O presente caso não guarda
relação com o Tema 517

Importante
esclarecer que o caso acima explicado é diverso daquele das situações que
ensejaram a fixação das teses no Tema 517:

No caso de atropelamento de pedestre em via férrea, configura-se
a concorrência de causas, para fins de responsabilidade civil, quando:

a) a concessionária do transporte ferroviário descumpre o dever
de cercar e fiscalizar os limites da linha férrea, mormente em locais urbanos e
populosos, adotando conduta negligente no tocante às necessárias práticas de
cuidado e vigilância tendentes a evitar a ocorrência de sinistros; e

b) a vítima adota conduta imprudente, atravessando a composição
ferroviária em local inapropriado.

STJ. 2ª Seção. REsp 1210064-SP, Rel. Min.

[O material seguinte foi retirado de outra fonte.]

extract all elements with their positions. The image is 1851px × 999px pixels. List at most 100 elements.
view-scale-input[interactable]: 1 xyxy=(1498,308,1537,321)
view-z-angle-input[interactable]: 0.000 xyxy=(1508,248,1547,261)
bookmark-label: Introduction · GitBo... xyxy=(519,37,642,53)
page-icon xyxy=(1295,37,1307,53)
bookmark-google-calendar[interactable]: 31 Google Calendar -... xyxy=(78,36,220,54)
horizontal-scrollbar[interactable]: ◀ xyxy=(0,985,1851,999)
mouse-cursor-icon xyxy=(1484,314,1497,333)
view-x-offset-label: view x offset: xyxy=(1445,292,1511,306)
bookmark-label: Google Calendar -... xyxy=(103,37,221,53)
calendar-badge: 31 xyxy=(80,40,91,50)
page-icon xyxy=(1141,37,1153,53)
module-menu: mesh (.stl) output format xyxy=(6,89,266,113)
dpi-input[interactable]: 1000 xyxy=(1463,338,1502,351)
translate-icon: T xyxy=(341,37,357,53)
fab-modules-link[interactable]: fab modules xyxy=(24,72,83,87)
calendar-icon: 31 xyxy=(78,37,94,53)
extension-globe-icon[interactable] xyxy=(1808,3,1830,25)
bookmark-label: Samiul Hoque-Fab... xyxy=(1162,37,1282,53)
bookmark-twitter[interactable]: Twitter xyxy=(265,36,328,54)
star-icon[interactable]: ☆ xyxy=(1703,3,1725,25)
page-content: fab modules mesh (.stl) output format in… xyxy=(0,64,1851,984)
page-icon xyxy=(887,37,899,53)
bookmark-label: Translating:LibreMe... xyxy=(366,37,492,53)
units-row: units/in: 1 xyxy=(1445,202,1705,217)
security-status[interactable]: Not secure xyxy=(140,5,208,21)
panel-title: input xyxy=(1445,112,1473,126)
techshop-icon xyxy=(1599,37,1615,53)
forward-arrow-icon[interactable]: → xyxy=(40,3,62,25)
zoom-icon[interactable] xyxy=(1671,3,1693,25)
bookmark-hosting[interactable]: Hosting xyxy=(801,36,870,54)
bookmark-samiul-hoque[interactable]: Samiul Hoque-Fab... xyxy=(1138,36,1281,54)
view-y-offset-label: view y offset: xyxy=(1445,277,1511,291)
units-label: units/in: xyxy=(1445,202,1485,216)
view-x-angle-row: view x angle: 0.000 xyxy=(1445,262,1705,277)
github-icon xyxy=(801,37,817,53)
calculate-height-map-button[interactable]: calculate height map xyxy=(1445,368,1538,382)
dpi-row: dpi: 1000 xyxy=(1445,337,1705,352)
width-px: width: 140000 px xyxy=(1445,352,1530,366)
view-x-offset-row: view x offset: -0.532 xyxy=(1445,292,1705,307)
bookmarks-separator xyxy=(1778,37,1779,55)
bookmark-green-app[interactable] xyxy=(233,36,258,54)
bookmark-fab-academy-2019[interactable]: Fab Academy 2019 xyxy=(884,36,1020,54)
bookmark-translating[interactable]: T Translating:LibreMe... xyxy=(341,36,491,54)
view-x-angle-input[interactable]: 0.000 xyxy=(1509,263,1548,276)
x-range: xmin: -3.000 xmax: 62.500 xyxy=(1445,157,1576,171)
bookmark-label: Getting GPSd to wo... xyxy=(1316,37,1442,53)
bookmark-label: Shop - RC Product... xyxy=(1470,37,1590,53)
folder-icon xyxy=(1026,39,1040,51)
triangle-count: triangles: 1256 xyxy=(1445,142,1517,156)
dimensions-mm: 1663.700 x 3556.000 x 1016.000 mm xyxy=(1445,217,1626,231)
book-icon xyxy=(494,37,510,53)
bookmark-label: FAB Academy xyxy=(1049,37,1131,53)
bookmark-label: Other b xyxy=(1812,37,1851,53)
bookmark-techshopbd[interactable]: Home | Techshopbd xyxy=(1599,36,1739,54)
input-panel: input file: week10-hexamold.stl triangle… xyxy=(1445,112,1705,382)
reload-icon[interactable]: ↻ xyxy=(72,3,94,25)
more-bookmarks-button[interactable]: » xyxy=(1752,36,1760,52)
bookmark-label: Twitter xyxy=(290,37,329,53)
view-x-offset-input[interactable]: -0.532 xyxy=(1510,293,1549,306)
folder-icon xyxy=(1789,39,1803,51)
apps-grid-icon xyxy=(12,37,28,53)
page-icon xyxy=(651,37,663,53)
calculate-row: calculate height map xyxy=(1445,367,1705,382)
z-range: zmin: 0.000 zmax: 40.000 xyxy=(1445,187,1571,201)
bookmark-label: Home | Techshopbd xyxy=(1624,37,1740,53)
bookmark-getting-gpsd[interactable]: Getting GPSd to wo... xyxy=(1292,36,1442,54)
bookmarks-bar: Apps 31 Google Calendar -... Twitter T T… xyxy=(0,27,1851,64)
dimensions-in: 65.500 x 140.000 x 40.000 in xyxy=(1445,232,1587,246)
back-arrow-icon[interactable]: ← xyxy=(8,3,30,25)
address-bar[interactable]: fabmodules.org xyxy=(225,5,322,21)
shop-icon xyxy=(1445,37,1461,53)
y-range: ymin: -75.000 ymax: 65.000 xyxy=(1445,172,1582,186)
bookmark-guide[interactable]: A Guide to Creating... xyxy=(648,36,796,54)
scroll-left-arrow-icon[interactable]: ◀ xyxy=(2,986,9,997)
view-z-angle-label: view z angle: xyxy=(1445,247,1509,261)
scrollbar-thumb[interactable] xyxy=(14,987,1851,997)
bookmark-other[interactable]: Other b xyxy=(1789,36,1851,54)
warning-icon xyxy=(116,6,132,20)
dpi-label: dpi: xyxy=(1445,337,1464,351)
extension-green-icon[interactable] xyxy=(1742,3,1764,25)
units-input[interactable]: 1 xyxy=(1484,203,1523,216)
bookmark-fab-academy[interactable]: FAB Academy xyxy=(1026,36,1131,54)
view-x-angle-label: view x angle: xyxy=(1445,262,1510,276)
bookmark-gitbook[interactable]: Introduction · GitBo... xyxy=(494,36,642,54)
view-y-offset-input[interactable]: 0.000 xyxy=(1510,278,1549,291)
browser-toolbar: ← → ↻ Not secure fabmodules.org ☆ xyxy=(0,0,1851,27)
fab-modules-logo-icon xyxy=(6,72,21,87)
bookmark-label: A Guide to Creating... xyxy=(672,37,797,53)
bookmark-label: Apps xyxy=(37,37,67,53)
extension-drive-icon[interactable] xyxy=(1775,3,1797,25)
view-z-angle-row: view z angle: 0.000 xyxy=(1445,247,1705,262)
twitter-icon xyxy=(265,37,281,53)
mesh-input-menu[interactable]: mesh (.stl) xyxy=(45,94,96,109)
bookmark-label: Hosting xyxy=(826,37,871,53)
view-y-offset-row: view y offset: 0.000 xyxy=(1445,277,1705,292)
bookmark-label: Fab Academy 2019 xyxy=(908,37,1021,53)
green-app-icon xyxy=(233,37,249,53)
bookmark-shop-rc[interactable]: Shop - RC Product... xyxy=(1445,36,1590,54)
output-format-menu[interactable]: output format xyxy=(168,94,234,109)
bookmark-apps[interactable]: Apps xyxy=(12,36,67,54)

Luis Felipe Salomão,
julgado em 8/8/2012 (Recurso Repetitivo – Tema 517) (Info 501).

 

Isso porque não se trata de “omissão
ou negligência do dever de vedação física das faixas de domínio da ferrovia com
muros e cercas bem como da sinalização e da fiscalização dessas medidas
garantidoras da segurança na circulação da população”, imposta por regulação do
serviço público, em que o transeunte, de fato, seguindo o curso normal das
coisas, inequivocamente pode vir a ser surpreendido e atropelado pela
composição.

Na
verdade, quanto à questão das portas de plataforma, que por ora ainda não são
usuais na maioria dos metrôs, a questão é diferente, pois o acidente ocorreu
bem no momento em que a composição se alinhava à estação e, como é de sabença,
nas estações de metrô há faixa amarela de segurança, paralela à via férrea
(atrás da qual, no mínimo, devem permanecer os usuários, ainda mais sentindo
incontroverso mal-estar), sendo certo que a aproximação do usuário da
composição/linha férrea deve ocorrer apenas após o efetivo alinhamento da
composição à estação, seguido de abertura de portas do trem e, em regra, de
aviso sonoro.

Portanto, cabe ressalvar que o
caso é diverso daquele que foi solucionado pelo recurso repetitivo, e que não
se adota o fundamento de culpa exclusiva da vítima da sentença, mas de fortuito
externo, sem relação de causa e efeito com a organização do serviço.

 

Em suma:

 

Obs: atualmente, quase todas as
linhas do Metrô de São Paulo possuem portas de plataforma.